Turnaround times at can last anywhere from minutes to a day or so to resolve the problems. Cyber Crew members can respond to classrooms or have the devices brought to them at “The Tech Deck.”
“Honestly, the thing I’ve enjoyed the most about the program is just the chance to start working with these machines and getting in the habit of working with actual people,” said senior Cyber Crew member Ethan Bartlett, “and not just working on assignments but working with people who have actual problems.”
The class was offered during enrollment, and some joined with prior knowledge and a desire to expand expertise in the technology field. Platte County High School principal Dr. Chad Sayre said he also did some recruiting in an effort to fill out the numbers.
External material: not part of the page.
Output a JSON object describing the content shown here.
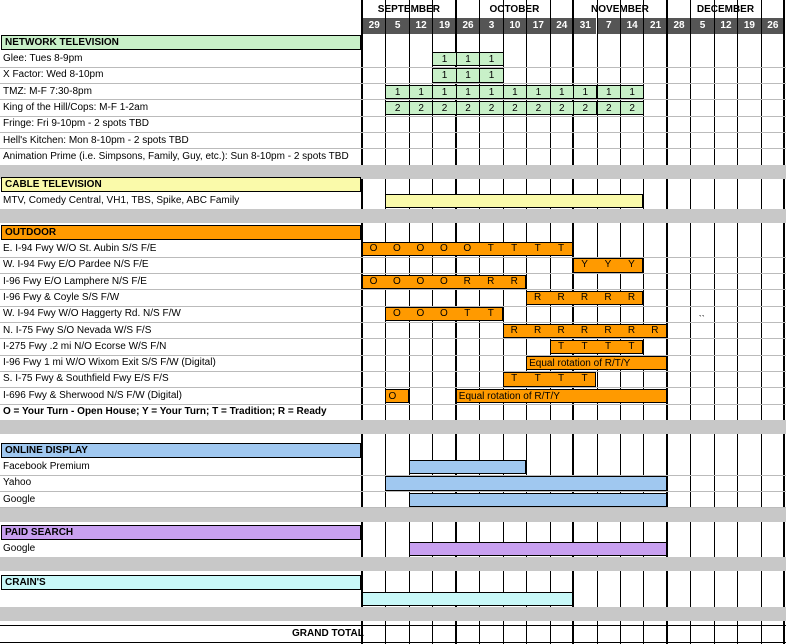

To have students available throughout the school day, five to seven students have the class during each period, allowing them to respond in real time as students or teachers have issues with the Chromebooks. Other class time is spent developing similar job skills with Larson and administrators continuing to develop the curriculum and use of class time.
“She’s done an amazing job, and I can’t speak enough about the impact these kids have had right out of the gate. It’s been amazing,” Sayre said.
Platte County chose the Chromebooks in a trial of three different devices conducted in 2014-15.
High school staff members began working with the tablets during the last school year in an effort to prepare for their utilization with students. The new purchases supplied a Chromebook to staff third through eighth grades in an effort to prepare them for the budgeted expansion of one-to-one technology in the coming years.
Each student is assigned a tablet that would be checked in at the end of each year. Students receive the same device back the following year as applicable.
A $40 per year fee for insurance coverage would be required for each student, who would also be responsible for the deductible for replacement or damage repairs. The district plans to look at options to help those who might not be able to afford the insurance, including small payment plans that could be made throughout the course of the school year.
Insurance must be paid for the student to take the device home.